Macau: Müller schafft historisches Double

Macau : Müller schafft historisches Double

Der Hückelhovener Jörg Müller hat mit seinem Sieg beim Guia Race im Rahmen des spektakulären Macau Grand Prix Geschichte geschrieben.

Als erstem Fahrer in der Geschichte der Veranstaltung gelang es dem 35-Jährigen, sowohl das Formel-3- als auch das Tourenwagenrennen auf dem anspruchsvollen Stadtkurs zu gewinnen.

BMW-Motorsport-Direktor Dr. Mario Theissen gratulierte: „Nach dem Gewinn der Europameisterschaft in der Marken- und Teamwertung und der Independents Trophy nun hier in Macau einen Doppelsieg zu erzielen, ist für uns ein fantastisches Ergebnis. Zusammen mit dem Doppelsieg beim 24-Stunden-Rennen auf dem Nürburgring und dem Klassensieg in Spa haben wir für BMW in der Tourenwagensaison 2004 ein großartiges Ergebnis erreicht.

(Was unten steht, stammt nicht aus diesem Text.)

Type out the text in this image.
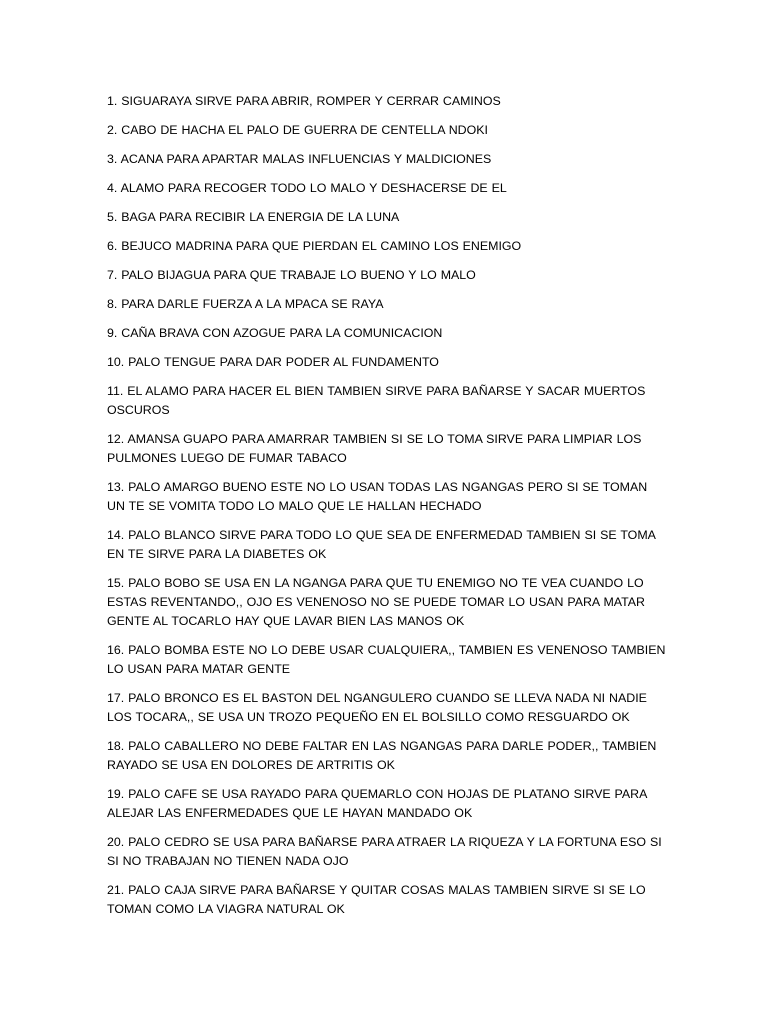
1. SIGUARAYA SIRVE PARA ABRIR, ROMPER Y CERRAR CAMINOS

2. CABO DE HACHA EL PALO DE GUERRA DE CENTELLA NDOKI

3. ACANA PARA APARTAR MALAS INFLUENCIAS Y MALDICIONES

4. ALAMO PARA RECOGER TODO LO MALO Y DESHACERSE DE EL

5. BAGA PARA RECIBIR LA ENERGIA DE LA LUNA

6. BEJUCO MADRINA PARA QUE PIERDAN EL CAMINO LOS ENEMIGO

7. PALO BIJAGUA PARA QUE TRABAJE LO BUENO Y LO MALO

8. PARA DARLE FUERZA A LA MPACA SE RAYA

9. CAÑA BRAVA CON AZOGUE PARA LA COMUNICACION

10. PALO TENGUE PARA DAR PODER AL FUNDAMENTO

11. EL ALAMO PARA HACER EL BIEN TAMBIEN SIRVE PARA BAÑARSE Y SACAR MUERTOS OSCUROS

12. AMANSA GUAPO PARA AMARRAR TAMBIEN SI SE LO TOMA SIRVE PARA LIMPIAR LOS PULMONES LUEGO DE FUMAR TABACO

13. PALO AMARGO BUENO ESTE NO LO USAN TODAS LAS NGANGAS PERO SI SE TOMAN UN TE SE VOMITA TODO LO MALO QUE LE HALLAN HECHADO

14. PALO BLANCO SIRVE PARA TODO LO QUE SEA DE ENFERMEDAD TAMBIEN SI SE TOMA EN TE SIRVE PARA LA DIABETES OK

15. PALO BOBO SE USA EN LA NGANGA PARA QUE TU ENEMIGO NO TE VEA CUANDO LO ESTAS REVENTANDO,, OJO ES VENENOSO NO SE PUEDE TOMAR LO USAN PARA MATAR GENTE AL TOCARLO HAY QUE LAVAR BIEN LAS MANOS OK

16. PALO BOMBA ESTE NO LO DEBE USAR CUALQUIERA,, TAMBIEN ES VENENOSO TAMBIEN LO USAN PARA MATAR GENTE

17. PALO BRONCO ES EL BASTON DEL NGANGULERO CUANDO SE LLEVA NADA NI NADIE LOS TOCARA,, SE USA UN TROZO PEQUEÑO EN EL BOLSILLO COMO RESGUARDO OK

18. PALO CABALLERO NO DEBE FALTAR EN LAS NGANGAS PARA DARLE PODER,, TAMBIEN RAYADO SE USA EN DOLORES DE ARTRITIS OK

19. PALO CAFE SE USA RAYADO PARA QUEMARLO CON HOJAS DE PLATANO SIRVE PARA ALEJAR LAS ENFERMEDADES QUE LE HAYAN MANDADO OK

20. PALO CEDRO SE USA PARA BAÑARSE PARA ATRAER LA RIQUEZA Y LA FORTUNA ESO SI SI NO TRABAJAN NO TIENEN NADA OJO

21. PALO CAJA SIRVE PARA BAÑARSE Y QUITAR COSAS MALAS TAMBIEN SIRVE SI SE LO TOMAN COMO LA VIAGRA NATURAL OK
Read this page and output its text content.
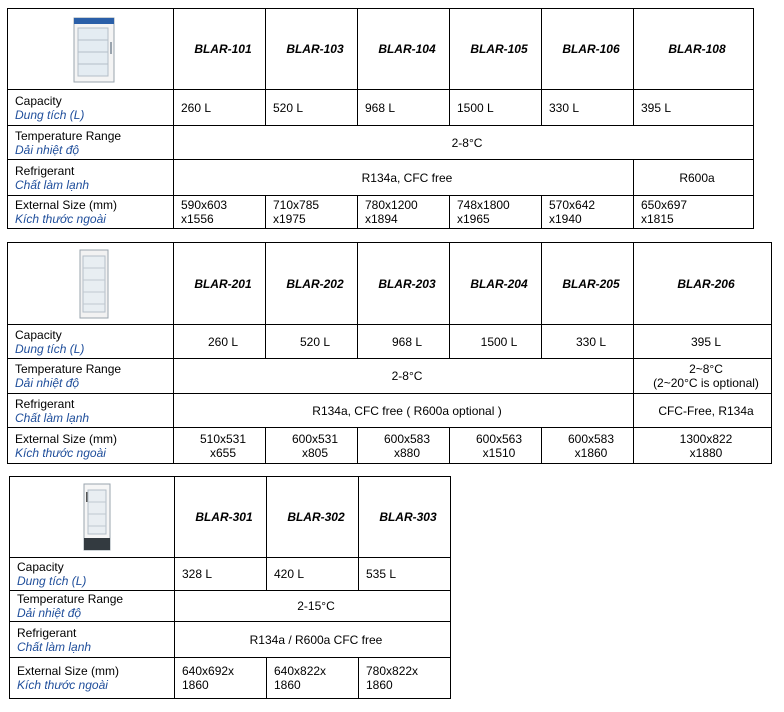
	BLAR-101	BLAR-103	BLAR-104	BLAR-105	BLAR-106	BLAR-108

Capacity
Dung tích (L)	260 L	520 L	968 L	1500 L	330 L	395 L

Temperature Range
Dải nhiệt độ	2-8°C					

Refrigerant
Chất làm lạnh	R134a, CFC free					R600a

External Size (mm)
Kích thước ngoài	590x603
x1556	710x785
x1975	780x1200
x1894	748x1800
x1965	570x642
x1940	650x697
x1815
	BLAR-201	BLAR-202	BLAR-203	BLAR-204	BLAR-205	BLAR-206

Capacity
Dung tích (L)	260 L	520 L	968 L	1500 L	330 L	395 L

Temperature Range
Dải nhiệt độ	2-8°C					2~8°C
(2~20°C is optional)

Refrigerant
Chất làm lạnh	R134a, CFC free ( R600a optional )					CFC-Free, R134a

External Size (mm)
Kích thước ngoài	510x531
x655	600x531
x805	600x583
x880	600x563
x1510	600x583
x1860	1300x822
x1880
	BLAR-301	BLAR-302	BLAR-303

Capacity
Dung tích (L)	328 L	420 L	535 L

Temperature Range
Dải nhiệt độ	2-15°C		

Refrigerant
Chất làm lạnh	R134a / R600a CFC free		

External Size (mm)
Kích thước ngoài	640x692x
1860	640x822x
1860	780x822x
1860
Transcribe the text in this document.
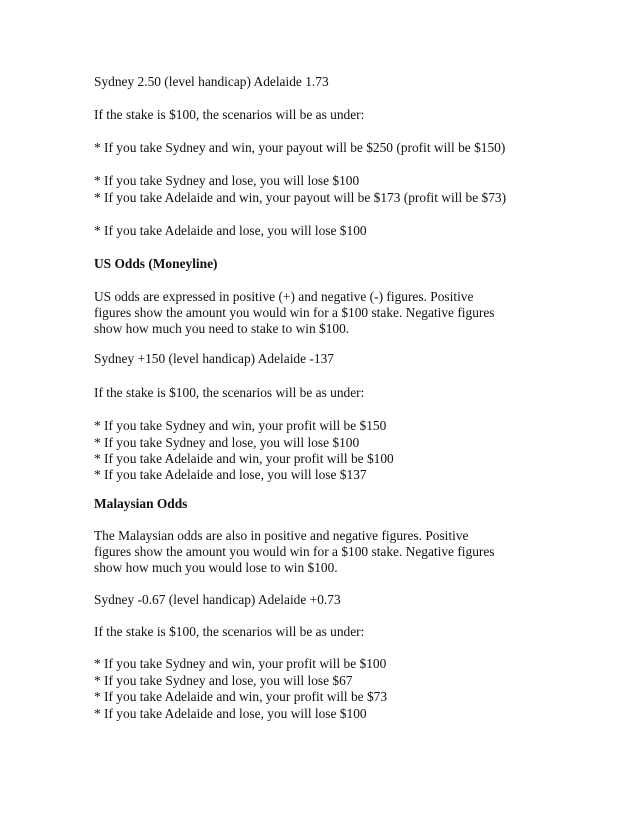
Sydney 2.50 (level handicap) Adelaide 1.73

If the stake is $100, the scenarios will be as under:

* If you take Sydney and win, your payout will be $250 (profit will be $150)

* If you take Sydney and lose, you will lose $100

* If you take Adelaide and win, your payout will be $173 (profit will be $73)

* If you take Adelaide and lose, you will lose $100

US Odds (Moneyline)

US odds are expressed in positive (+) and negative (-) figures. Positive

figures show the amount you would win for a $100 stake. Negative figures

show how much you need to stake to win $100.

Sydney +150 (level handicap) Adelaide -137

If the stake is $100, the scenarios will be as under:

* If you take Sydney and win, your profit will be $150

* If you take Sydney and lose, you will lose $100

* If you take Adelaide and win, your profit will be $100

* If you take Adelaide and lose, you will lose $137

Malaysian Odds

The Malaysian odds are also in positive and negative figures. Positive

figures show the amount you would win for a $100 stake. Negative figures

show how much you would lose to win $100.

Sydney -0.67 (level handicap) Adelaide +0.73

If the stake is $100, the scenarios will be as under:

* If you take Sydney and win, your profit will be $100

* If you take Sydney and lose, you will lose $67

* If you take Adelaide and win, your profit will be $73

* If you take Adelaide and lose, you will lose $100
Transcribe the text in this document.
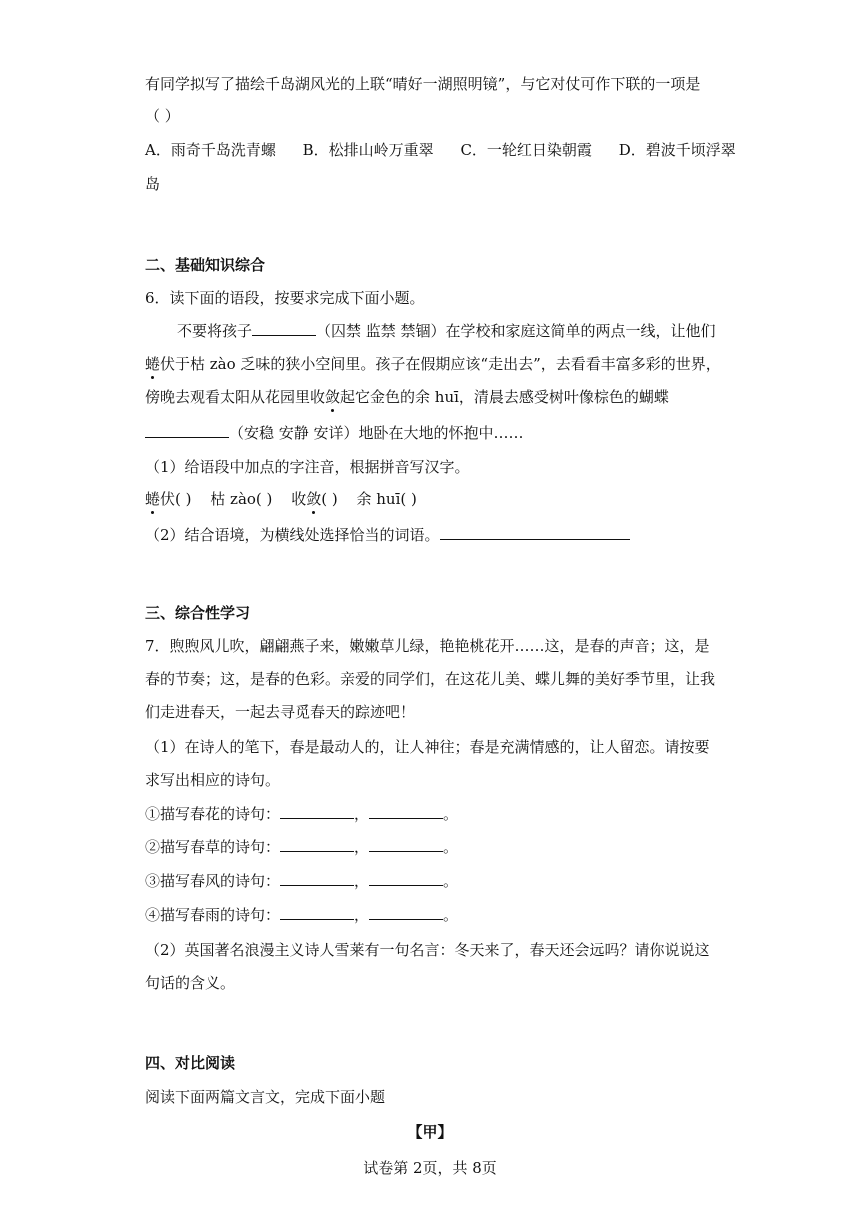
有同学拟写了描绘千岛湖风光的上联“晴好一湖照明镜”，与它对仗可作下联的一项是
（ ）
A．雨奇千岛洗青螺 B．松排山岭万重翠 C．一轮红日染朝霞 D．碧波千顷浮翠
岛
二、基础知识综合
6．读下面的语段，按要求完成下面小题。
不要将孩子	（囚禁 监禁 禁锢）在学校和家庭这简单的两点一线，让他们
蜷伏于枯 zào 乏味的狭小空间里。孩子在假期应该“走出去”，去看看丰富多彩的世界，
傍晚去观看太阳从花园里收敛起它金色的余 huī，清晨去感受树叶像棕色的蝴蝶
（安稳 安静 安详）地卧在大地的怀抱中……
（1）给语段中加点的字注音，根据拼音写汉字。
蜷伏( ) 枯 zào( ) 收敛( ) 余 huī( )
（2）结合语境，为横线处选择恰当的词语。
三、综合性学习
7．煦煦风儿吹，翩翩燕子来，嫩嫩草儿绿，艳艳桃花开……这，是春的声音；这，是
春的节奏；这，是春的色彩。亲爱的同学们，在这花儿美、蝶儿舞的美好季节里，让我
们走进春天，一起去寻觅春天的踪迹吧！
（1）在诗人的笔下，春是最动人的，让人神往；春是充满情感的，让人留恋。请按要
求写出相应的诗句。
①描写春花的诗句：	，	。
②描写春草的诗句：	，	。
③描写春风的诗句：	，	。
④描写春雨的诗句：	，	。
（2）英国著名浪漫主义诗人雪莱有一句名言：冬天来了，春天还会远吗？请你说说这
句话的含义。
四、对比阅读
阅读下面两篇文言文，完成下面小题
【甲】
试卷第 2页，共 8页
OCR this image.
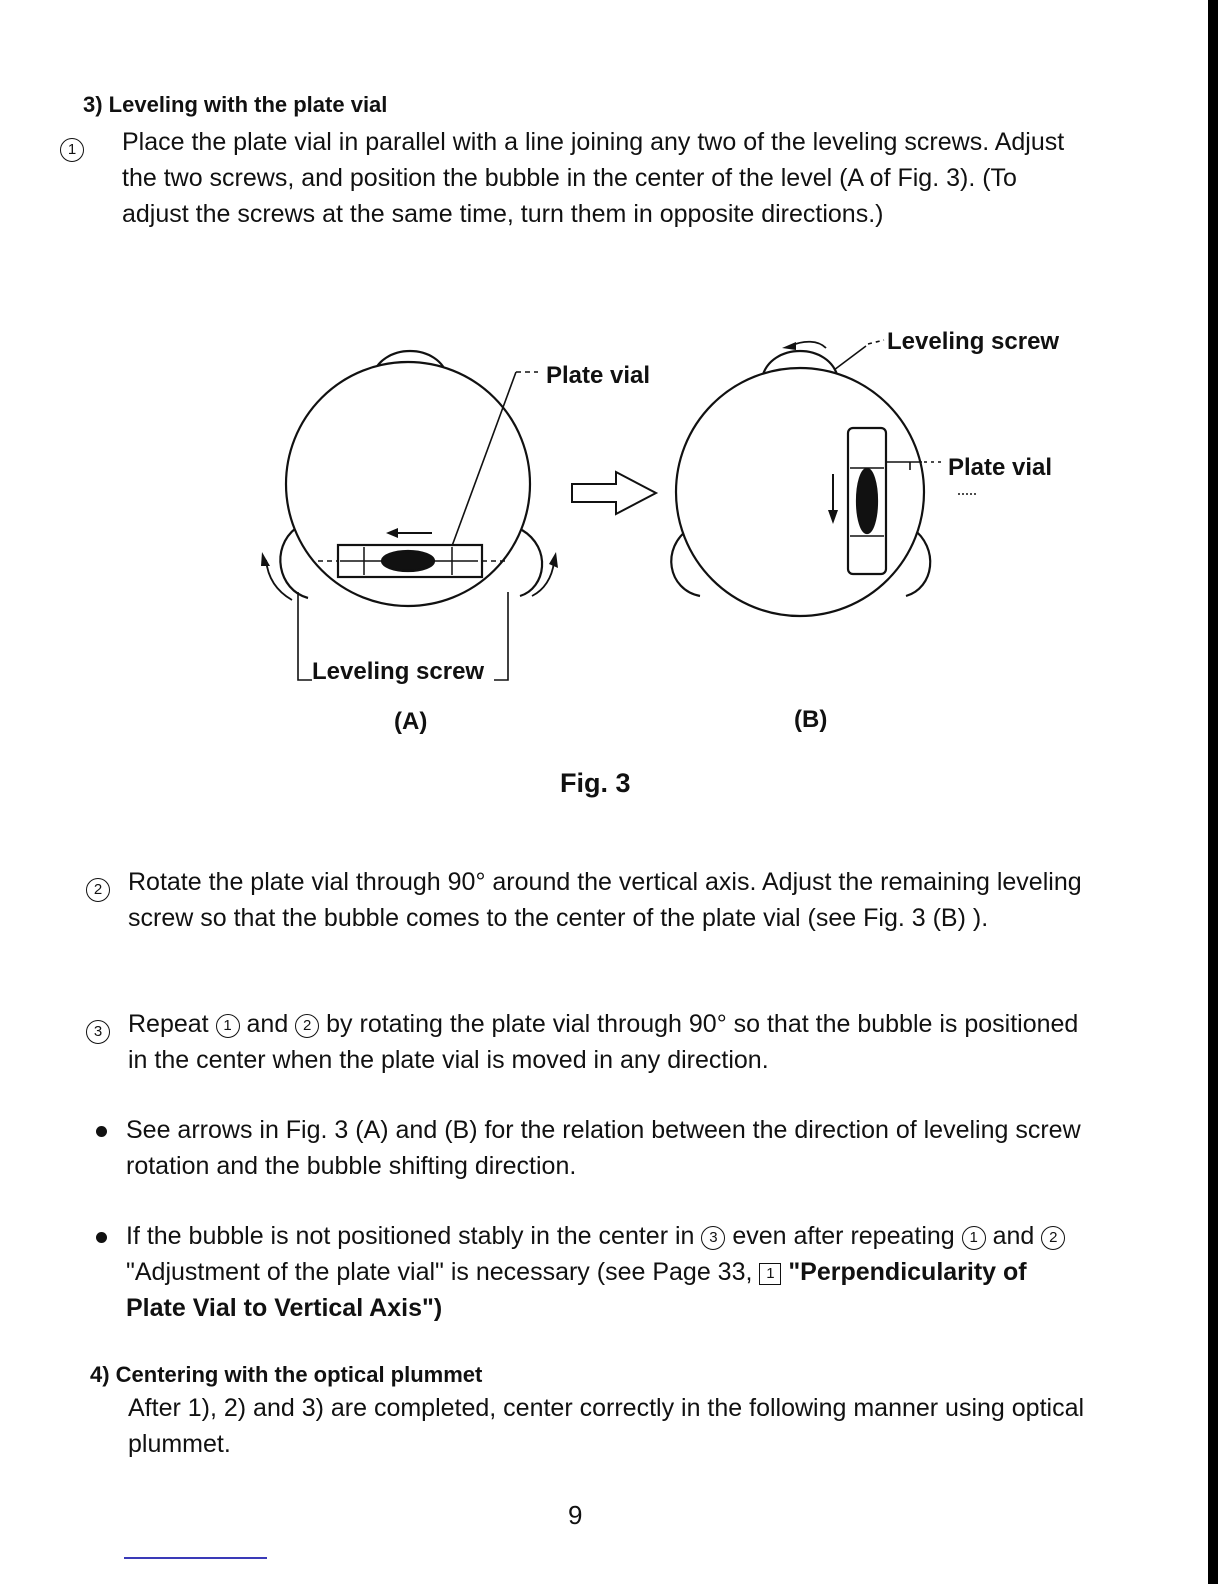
3) Leveling with the plate vial
1	Place the plate vial in parallel with a line joining any two of the leveling screws. Adjust the two screws, and position the bubble in the center of the level (A of Fig. 3). (To adjust the screws at the same time, turn them in opposite directions.)
Plate vial
Leveling screw
(A)
Leveling screw
Plate vial
(B)
Fig. 3
2	Rotate the plate vial through 90° around the vertical axis. Adjust the remaining leveling screw so that the bubble comes to the center of the plate vial (see Fig. 3 (B) ).
3	Repeat 1 and 2 by rotating the plate vial through 90° so that the bubble is positioned in the center when the plate vial is moved in any direction.
See arrows in Fig. 3 (A) and (B) for the relation between the direction of leveling screw rotation and the bubble shifting direction.
If the bubble is not positioned stably in the center in 3 even after repeating 1 and 2 "Adjustment of the plate vial" is necessary (see Page 33, 1 "Perpendicularity of Plate Vial to Vertical Axis")
4) Centering with the optical plummet
After 1), 2) and 3) are completed, center correctly in the following manner using optical plummet.
9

Gratulation an das Einsatzteam von BMW und Schnitzer Motorsport und besonders an Jörg Müller.”

Der Werkspilot setzte sich als Trainingsschnellster mit einem knappen Vorsprung gegen seinen britischen Teamkollegen Andy Priaulx durch, der den Doppelsieg für BMW perfekt machte. Für Dirk Müller (Burbach) verlief der erste Auftritt in der ehemaligen portugiesischen Kolonie hingegen nicht wunschgemäß. Er musste sein Auto in Folge eines Unfalls vorzeitig abstellen.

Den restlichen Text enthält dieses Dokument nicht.